In https://reviews.llvm.org/D43776#1047322, @Ayal wrote:

> Have test(s) for extractvalue's, for completeness.
>  Make sure tests cover best-order selection: cases where original order is just as frequent as other orders (tie-break), less frequent, more frequent.

We already have couple tests for extractvalue:  ARM/sroa.ll and X86/insertvalue.ll. They already have tests with the different order of the extractvalue instructions.

================
Comment at: include/llvm/Analysis/LoopAccessAnalysis.h:679
+/// saves the mask for actual memory accesses in program order in
+/// \p SortedIndices as <2,0,1,3>
+bool sortPtrAccesses(ArrayRef<Value *> VL, const DataLayout &DL,
----------------
Ayal wrote:
> ABataev wrote:
> > Ayal wrote:
> > > ABataev wrote:
> > > > Ayal wrote:
> > > > > The usage later and documentation above look for a set of references that are consecutive under some permutation. I.e., w/o gaps. The implementation below allows arbitrary gaps, and does not check for zero gaps, i.e., replicated references.
> > > > > 
> > > > > Would it be better to simply do a Pigeonhole sort, and perhaps call it isPermutedConsecutiveAccess():
> > > > > 1. Scan all references to find the one with minimal address. Bail out if any reference is incomparable with the running min.
> > > > > 2. Scan all references and set SortedIndices[i] = difference(VL[i], Minimum). Bail out if this entry is to be set more than once.
> > > > > 
> > > > > Note: it may be good to support replicated references, say when the gaps are internal to the vector to avoid loading out of bounds. Perhaps add a TODO.
> > > > > 
> > > > > Note: it may be good to have LAA provide some common support for both SLP and LV's InterleaveGroup construction, which share some aspects. Perhaps add a TODO.
> > > > The documentation above does not say anything about consecutive access. It just states, that the pointers are sorted and that's it. I did it on purpose, so later we could reuse this function for masked loads|stores.
> > > > Masked loads are not supported yet, that's why in the SLPVectorizer I added an additional check for the consecutive access.
> > > By "The documentation above" I meant the one example of a[i+2], a[i+0], a[i+1] and a[i+3] which is a permutation of consecutive addresses.
> > > 
> > > Masked loads and stores (will) also require that all pointers be within range of a single vector, right?
> > 1. I see.
> > 2. Right
> Check for zero gaps, i.e., replicated references?
> These are currently not supported, when checking `canReuseExtract()`.
Agree, will add checks

================
Comment at: lib/Analysis/LoopAccessAnalysis.cpp:1113
+    const auto *Diff =
+        dyn_cast<SCEVConstant>(SE.getMinusSCEV(SE.getSCEV(Ptr), Scev0));
+    // The pointers may not have a constant offset from each other, or SCEV
----------------
Ayal wrote:
> ABataev wrote:
> > Ayal wrote:
> > > ABataev wrote:
> > > > Ayal wrote:
> > > > > Use computeConstantDifference() instead of computing it explicitly?
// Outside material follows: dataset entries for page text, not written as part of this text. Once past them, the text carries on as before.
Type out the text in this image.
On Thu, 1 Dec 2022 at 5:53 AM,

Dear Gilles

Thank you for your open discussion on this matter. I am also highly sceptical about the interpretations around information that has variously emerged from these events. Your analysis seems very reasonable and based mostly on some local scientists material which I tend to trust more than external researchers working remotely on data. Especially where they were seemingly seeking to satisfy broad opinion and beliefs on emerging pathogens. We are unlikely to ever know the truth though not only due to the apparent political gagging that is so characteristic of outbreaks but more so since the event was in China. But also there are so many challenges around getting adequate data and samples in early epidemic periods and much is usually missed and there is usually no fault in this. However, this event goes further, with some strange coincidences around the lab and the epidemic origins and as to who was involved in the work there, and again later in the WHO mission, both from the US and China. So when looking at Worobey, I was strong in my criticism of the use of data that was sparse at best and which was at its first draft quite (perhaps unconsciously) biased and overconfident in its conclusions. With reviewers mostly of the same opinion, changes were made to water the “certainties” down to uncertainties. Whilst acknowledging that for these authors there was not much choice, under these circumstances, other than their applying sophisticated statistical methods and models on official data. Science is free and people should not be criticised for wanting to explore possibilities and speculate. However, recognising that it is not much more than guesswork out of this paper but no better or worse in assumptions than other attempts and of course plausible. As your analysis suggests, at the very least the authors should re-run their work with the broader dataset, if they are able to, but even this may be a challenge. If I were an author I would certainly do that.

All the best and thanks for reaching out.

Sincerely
It should compare GetUnderlyingObject()'s, if worthwhile, rather than doing so here.
> > > > Tried, it does not work in many cases.
> > > Then that should be fixed, worth opening a PR?
> > I'm not sure that this is a bug, it is a feature :) . computeConstantDifference() is used to get the difference between the pointer returned by the `GetUnderlyingObject()` and  kind of a `GEP %ptr, 0, n`, where `n` is constant. But this function does not work if the first load element is from `GEP %ptr, 0, m`, not from `%ptr`, and others are from `GEP %ptr, 0, m+1`, `GEP %ptr, 0, m+2` etc.
> ok, right; `computeConstantDifference()` is lightweight. But it would be good to refactor a more time consuming variant which checks if `getMinusSCEV` returns a constant, and first compares UnderlyingObjects; and also AddressSpaces, following LoopVectorize.
Added checks for addressspace, comparison for underlying objects already were there.

================
Comment at: lib/Transforms/Vectorize/SLPVectorizer.cpp:458
   assert(Opcode == Instruction::ExtractElement ||
          Opcode == Instruction::ExtractValue);
   if (Opcode == Instruction::ExtractElement) {
----------------
Ayal wrote:
> Add a message to the assert.
Ok

================
Comment at: lib/Transforms/Vectorize/SLPVectorizer.cpp:2044
+  // Also, later we can check that all the indices are used and we have a
+  // consecutive access in the extract instructions (if at least one element of
+  // the BestOrder is still E + 1, we don't have consecutive extract
----------------
Ayal wrote:
> > (if at least one element of ... ).
> 
> ", by checking that no element of `CurrentOrder` still has value `E + 1`."
> Note that there is no such check later.
This check is not required, it is checked automatically. We check that number of the extract elements is the same as the vector length at first. If later we try to write the index to element that does not equals `E+1` it means that at least one element will still have `E+1` as the value and we're have at least 2 elements with the same index.

Repository:
  rL LLVM

https://reviews.llvm.org/D43776